The very mention of toleration filled the Protestant bishops with alarm, and, considering the fact that they were dependent upon coercion for whatever congregations they had, their rage is not unintelligible. James Ussher, who had become Protestant Primate of Armagh, convoked an assembly of the bishops. They declared that: "The religion of the Papists is superstitious and idolatrous, their church in respect of both, apostatical. To give them, therefore, a toleration, or to consent that they may freely exercise their religion, and profess their faith and doctrine is a grievous sin, and that in two respects. For it is to make ourselves accessory, not only to their superstitions, idolatries, and heresies, and in a word, to all the abominations of Popery; but also, which is a consequent of the former, to the perdition of the seduced people, which perish in the deluge of Catholic apostacy. To grant them toleration, in respect of any money to be given, or contribution to be made by them, is to set religion to sale, and with it, the souls of the people, whom Christ our Saviour hath redeemed with His most precious blood."[39] The Irish deputies arrived in London to seek a confirmation of the "Graces" at the very time that the third Parliament of Charles (1627) was petitioning him to put in force the laws against the Recusants. The members of the English House of Commons complained that religious communities of men and women had been set up in Dublin and in several of the larger cities, that Ireland was swarming with Jesuits, friars, and priests, that the people who attended formerly the Protestant service had ceased to attend, that in Dublin there were thirteen mass- houses, and that Papists were allowed to act as army officers, and Papists were being trained as soldiers."[40] In these circumstances the Catholic members of the deputation consented to abandon their claims for full toleration, though it was understood that the fines levied on account of absence from Protestant service would not be enforced, but they were promised that Catholic lawyers would be allowed to practise without being obliged to take the oath of supremacy. In return for the promised "Graces," which were to be ratified immediately in Parliament, the Irish nobles promised to pay a sum of £120,000 for the support of the new army.

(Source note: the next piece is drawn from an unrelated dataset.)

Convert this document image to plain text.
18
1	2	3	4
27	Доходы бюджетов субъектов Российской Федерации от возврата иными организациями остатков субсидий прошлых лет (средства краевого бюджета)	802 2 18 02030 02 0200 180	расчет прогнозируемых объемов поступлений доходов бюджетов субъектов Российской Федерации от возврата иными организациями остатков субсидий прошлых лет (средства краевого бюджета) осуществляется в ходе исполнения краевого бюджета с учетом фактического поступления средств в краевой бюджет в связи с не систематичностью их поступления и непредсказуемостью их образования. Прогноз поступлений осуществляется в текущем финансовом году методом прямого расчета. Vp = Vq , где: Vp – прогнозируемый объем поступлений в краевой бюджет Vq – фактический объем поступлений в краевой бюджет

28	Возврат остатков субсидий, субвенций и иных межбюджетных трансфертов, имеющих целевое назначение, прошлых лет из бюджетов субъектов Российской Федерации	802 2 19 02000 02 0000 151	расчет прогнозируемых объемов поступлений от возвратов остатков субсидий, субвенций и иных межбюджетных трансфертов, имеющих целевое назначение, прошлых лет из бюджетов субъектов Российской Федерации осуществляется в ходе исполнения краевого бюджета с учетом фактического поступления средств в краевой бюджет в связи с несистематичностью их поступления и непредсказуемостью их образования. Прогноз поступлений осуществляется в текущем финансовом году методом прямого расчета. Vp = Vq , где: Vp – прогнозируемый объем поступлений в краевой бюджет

The promised Parliament was not held, nor were the "Graces" conceded either to the Irish generally or to the Catholics. Still, there was no active persecution for some time. The provincial of the Carmelites in Dublin was able to report to the Propaganda (1629) that "all the ecclesiastics now publicly perform their sacred functions, and prepare suitable places for offering the holy sacrifice, and that with open doors; they now preach to the people, say Mass, and discharge all their other duties without being molested by any one." The Carmelites, he wrote, "had a large church, but not sufficient to contain one-sixth of the congregation; the people flocked in crowds to Confession, and Holy Communion; the Franciscans, Dominicans, Capuchins, and Jesuits were hard at work; and the parishes were supplied with parish priests who resided in their districts and were supported by the voluntary offerings of the people."[41] From a report of the year 1627, it is clear that the Dominicans had over fifty priests of their Order in Ireland, together with several novices and students.[42]